Rahul Somasunderam

Programmer, Cyclist, Trivia Junkie.


20 March 2013

If you’re working on any project that involves more than one developer and weeks or possibly months of work, you should be using some sort of Continuous Integration. The most common system to use is Jenkins.

If you start using Jenkins and start committing code often, you’ll realize you need email notifications on build status on each commit. The default emails from Jenkins are to put it mildly, a bit lacking.

The solution is, the Email-ext plugin. This lets you customize your emails. They have some decent templates in their code. However you’ll want to customize your emails further. I took the approach of taking their template and making it prettier with Zurb’s responsive email templates. I use Mail.app on the Mac and the Mail app on my iPhone. Things were going great until I committed something to github with my gmail id.

That’s when I learnt about GMail Grimace.

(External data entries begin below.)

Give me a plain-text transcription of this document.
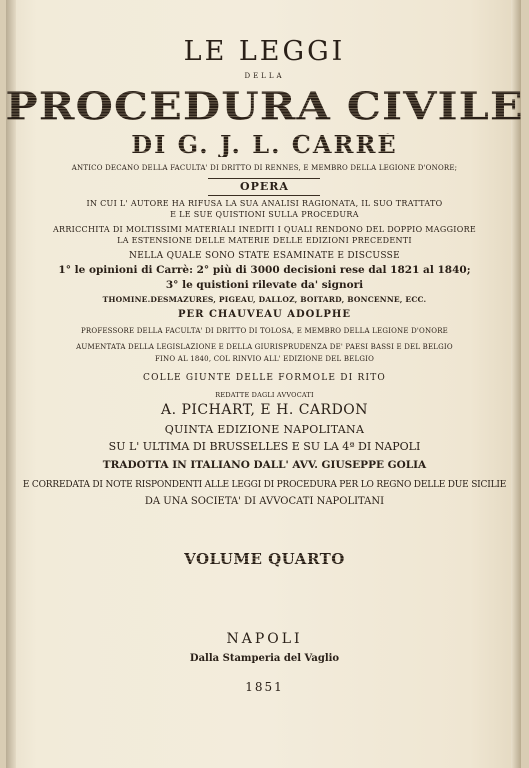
LE LEGGI
DELLA
PROCEDURA CIVILE
DI G. J. L. CARRÈ
ANTICO DECANO DELLA FACULTA' DI DRITTO DI RENNES, E MEMBRO DELLA LEGIONE D'ONORE;
OPERA
IN CUI L' AUTORE HA RIFUSA LA SUA ANALISI RAGIONATA, IL SUO TRATTATO
E LE SUE QUISTIONI SULLA PROCEDURA
ARRICCHITA DI MOLTISSIMI MATERIALI INEDITI I QUALI RENDONO DEL DOPPIO MAGGIORE
LA ESTENSIONE DELLE MATERIE DELLE EDIZIONI PRECEDENTI
NELLA QUALE SONO STATE ESAMINATE E DISCUSSE
1° le opinioni di Carrè: 2° più di 3000 decisioni rese dal 1821 al 1840;
3° le quistioni rilevate da' signori
THOMINE.DESMAZURES, PIGEAU, DALLOZ, BOITARD, BONCENNE, ECC.
PER CHAUVEAU ADOLPHE
PROFESSORE DELLA FACULTA' DI DRITTO DI TOLOSA, E MEMBRO DELLA LEGIONE D'ONORE
AUMENTATA DELLA LEGISLAZIONE E DELLA GIURISPRUDENZA DE' PAESI BASSI E DEL BELGIO
FINO AL 1840, COL RINVIO ALL' EDIZIONE DEL BELGIO
COLLE GIUNTE DELLE FORMOLE DI RITO
REDATTE DAGLI AVVOCATI
A. PICHART, E H. CARDON
QUINTA EDIZIONE NAPOLITANA
SU L' ULTIMA DI BRUSSELLES E SU LA 4ª DI NAPOLI
TRADOTTA IN ITALIANO DALL' AVV. GIUSEPPE GOLIA
E CORREDATA DI NOTE RISPONDENTI ALLE LEGGI DI PROCEDURA PER LO REGNO DELLE DUE SICILIE
DA UNA SOCIETA' DI AVVOCATI NAPOLITANI
VOLUME QUARTO
NAPOLI
Dalla Stamperia del Vaglio
1851
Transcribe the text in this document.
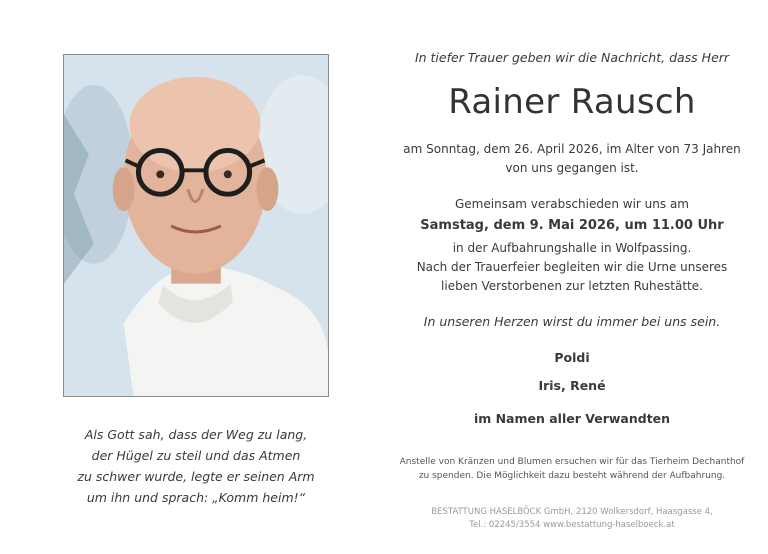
Als Gott sah, dass der Weg zu lang,
der Hügel zu steil und das Atmen
zu schwer wurde, legte er seinen Arm
um ihn und sprach: „Komm heim!“
In tiefer Trauer geben wir die Nachricht, dass Herr
Rainer Rausch
am Sonntag, dem 26. April 2026, im Alter von 73 Jahren
von uns gegangen ist.
Gemeinsam verabschieden wir uns am
Samstag, dem 9. Mai 2026, um 11.00 Uhr
in der Aufbahrungshalle in Wolfpassing.
Nach der Trauerfeier begleiten wir die Urne unseres
lieben Verstorbenen zur letzten Ruhestätte.
In unseren Herzen wirst du immer bei uns sein.
Poldi
Iris, René
im Namen aller Verwandten
Anstelle von Kränzen und Blumen ersuchen wir für das Tierheim Dechanthof
zu spenden. Die Möglichkeit dazu besteht während der Aufbahrung.
BESTATTUNG HASELBÖCK GmbH, 2120 Wolkersdorf, Haasgasse 4,
Tel.: 02245/3554 www.bestattung-haselboeck.at
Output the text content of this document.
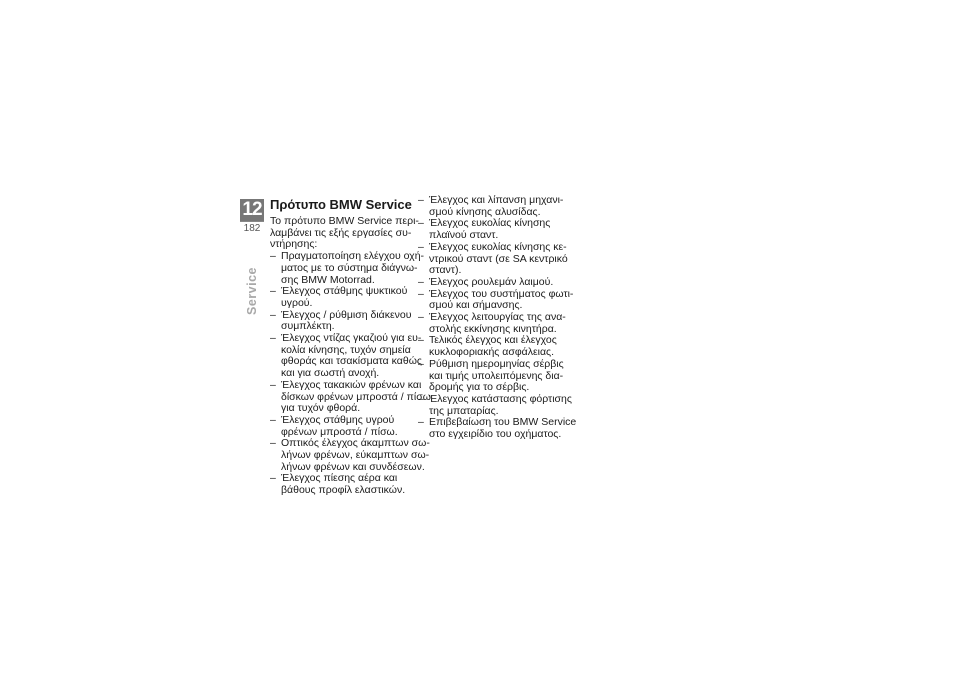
12
182
Service
Πρότυπο BMW Service

Το πρότυπο BMW Service περι-
λαμβάνει τις εξής εργασίες συ-
ντήρησης:

– Πραγματοποίηση ελέγχου οχή-
ματος με το σύστημα διάγνω-
σης BMW Motorrad.
– Έλεγχος στάθμης ψυκτικού
υγρού.
– Έλεγχος / ρύθμιση διάκενου
συμπλέκτη.
– Έλεγχος ντίζας γκαζιού για ευ-
κολία κίνησης, τυχόν σημεία
φθοράς και τσακίσματα καθώς
και για σωστή ανοχή.
– Έλεγχος τακακιών φρένων και
δίσκων φρένων μπροστά / πίσω
για τυχόν φθορά.
– Έλεγχος στάθμης υγρού
φρένων μπροστά / πίσω.
– Οπτικός έλεγχος άκαμπτων σω-
λήνων φρένων, εύκαμπτων σω-
λήνων φρένων και συνδέσεων.
– Έλεγχος πίεσης αέρα και
βάθους προφίλ ελαστικών.
– Έλεγχος και λίπανση μηχανι-
σμού κίνησης αλυσίδας.
– Έλεγχος ευκολίας κίνησης
πλαϊνού σταντ.
– Έλεγχος ευκολίας κίνησης κε-
ντρικού σταντ (σε SA κεντρικό
σταντ).
– Έλεγχος ρουλεμάν λαιμού.
– Έλεγχος του συστήματος φωτι-
σμού και σήμανσης.
– Έλεγχος λειτουργίας της ανα-
στολής εκκίνησης κινητήρα.
– Τελικός έλεγχος και έλεγχος
κυκλοφοριακής ασφάλειας.
– Ρύθμιση ημερομηνίας σέρβις
και τιμής υπολειπόμενης δια-
δρομής για το σέρβις.
– Έλεγχος κατάστασης φόρτισης
της μπαταρίας.
– Επιβεβαίωση του BMW Service
στο εγχειρίδιο του οχήματος.
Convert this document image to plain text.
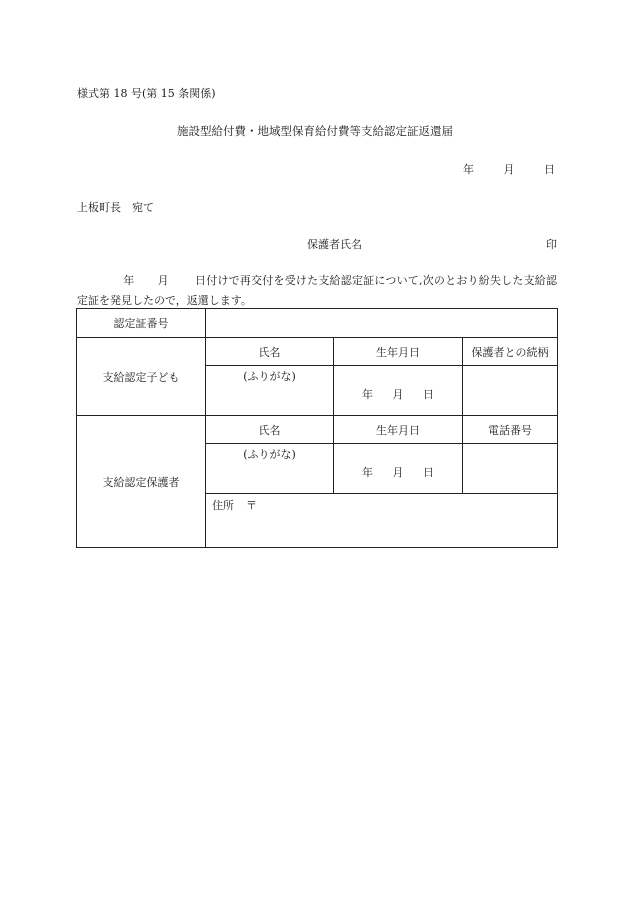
様式第 18 号(第 15 条関係)
施設型給付費・地域型保育給付費等支給認定証返還届
年	月	日
上板町長　宛て
保護者氏名	印
年 月 日付けで再交付を受けた支給認定証について,次のとおり紛失した支給認定証を発見したので，返還します。
認定証番号			
支給認定子ども	氏名	生年月日	保護者との続柄

	(ふりがな)	年 月 日	

支給認定保護者	氏名	生年月日	電話番号

	(ふりがな)	年 月 日	

	住所 〒		
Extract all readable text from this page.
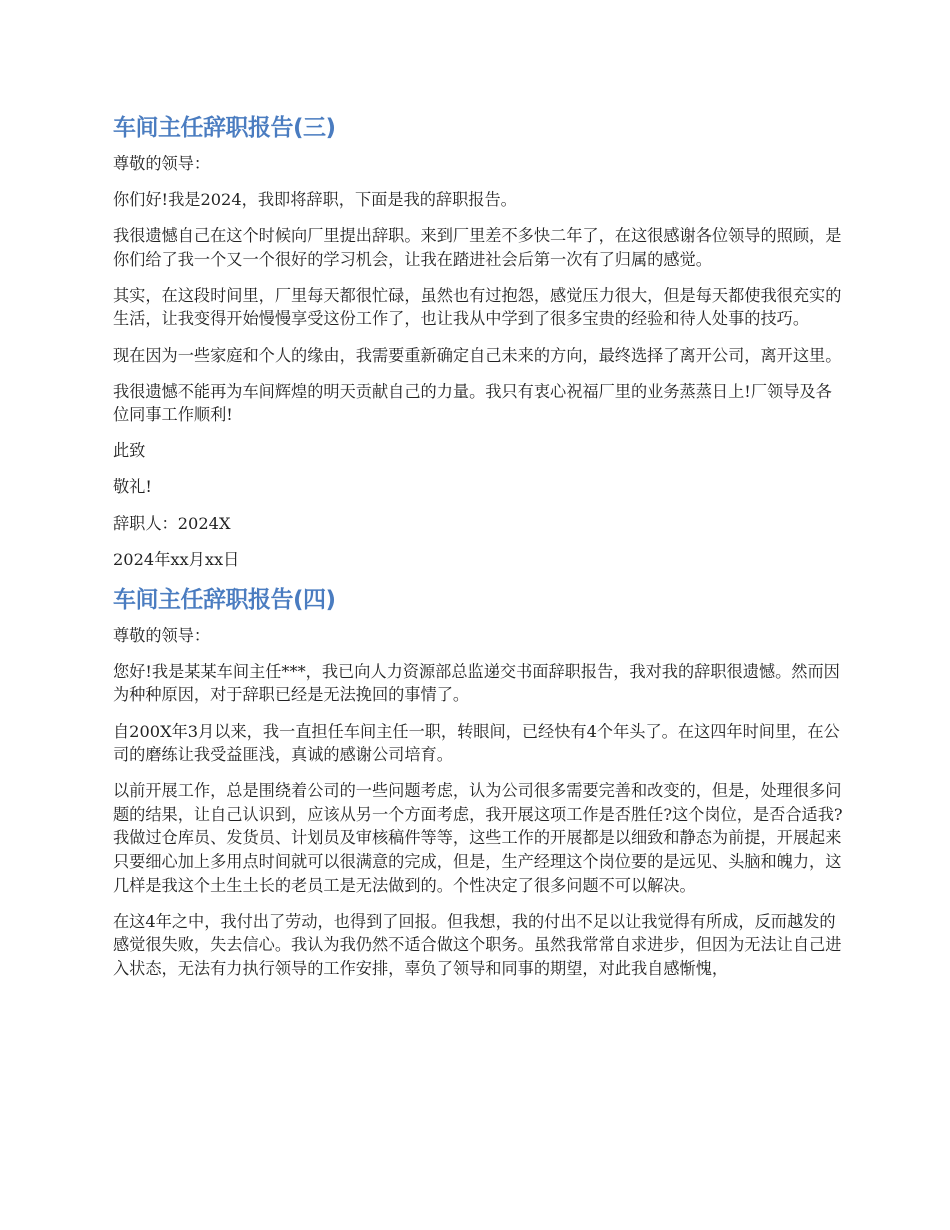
车间主任辞职报告(三)

尊敬的领导：

你们好!我是2024，我即将辞职，下面是我的辞职报告。

我很遗憾自己在这个时候向厂里提出辞职。来到厂里差不多快二年了，在这很感谢各位领导的照顾，是你们给了我一个又一个很好的学习机会，让我在踏进社会后第一次有了归属的感觉。

其实，在这段时间里，厂里每天都很忙碌，虽然也有过抱怨，感觉压力很大，但是每天都使我很充实的生活，让我变得开始慢慢享受这份工作了，也让我从中学到了很多宝贵的经验和待人处事的技巧。

现在因为一些家庭和个人的缘由，我需要重新确定自己未来的方向，最终选择了离开公司，离开这里。

我很遗憾不能再为车间辉煌的明天贡献自己的力量。我只有衷心祝福厂里的业务蒸蒸日上!厂领导及各位同事工作顺利!

此致

敬礼!

辞职人：2024X

2024年xx月xx日

车间主任辞职报告(四)

尊敬的领导：

您好!我是某某车间主任***，我已向人力资源部总监递交书面辞职报告，我对我的辞职很遗憾。然而因为种种原因，对于辞职已经是无法挽回的事情了。

自200X年3月以来，我一直担任车间主任一职，转眼间，已经快有4个年头了。在这四年时间里，在公司的磨练让我受益匪浅，真诚的感谢公司培育。

以前开展工作，总是围绕着公司的一些问题考虑，认为公司很多需要完善和改变的，但是，处理很多问题的结果，让自己认识到，应该从另一个方面考虑，我开展这项工作是否胜任?这个岗位，是否合适我?我做过仓库员、发货员、计划员及审核稿件等等，这些工作的开展都是以细致和静态为前提，开展起来只要细心加上多用点时间就可以很满意的完成，但是，生产经理这个岗位要的是远见、头脑和魄力，这几样是我这个土生土长的老员工是无法做到的。个性决定了很多问题不可以解决。

在这4年之中，我付出了劳动，也得到了回报。但我想，我的付出不足以让我觉得有所成，反而越发的感觉很失败，失去信心。我认为我仍然不适合做这个职务。虽然我常常自求进步，但因为无法让自己进入状态，无法有力执行领导的工作安排，辜负了领导和同事的期望，对此我自感惭愧，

Rewriting all my templates to not use style tags was not an option. Changing the appearance of an html element using css classes that are variables in your template is super easy. Doing that using if conditions in your template, is a pain in the ass.

Then I ran into this SO. So I decided to use this information and create a pre-send script for the Email-ext plugin. However I learnt that there were some problems.

So I decided to hack the plugin to do what I want. It’s now part of v2.28.

All you need to do is create a style tag in your email with an additional attribute data-inline and value true.

<style type="text/css" data-inline="true">
  div.good {
  	background-color: blue;
  }
  div.bad {
  	background-color: red;
  }
</style>
<style type="text/css">
  ... more styles ...
</style>

The plugin now will take this css and apply it inline to all elements. This makes GMail happy.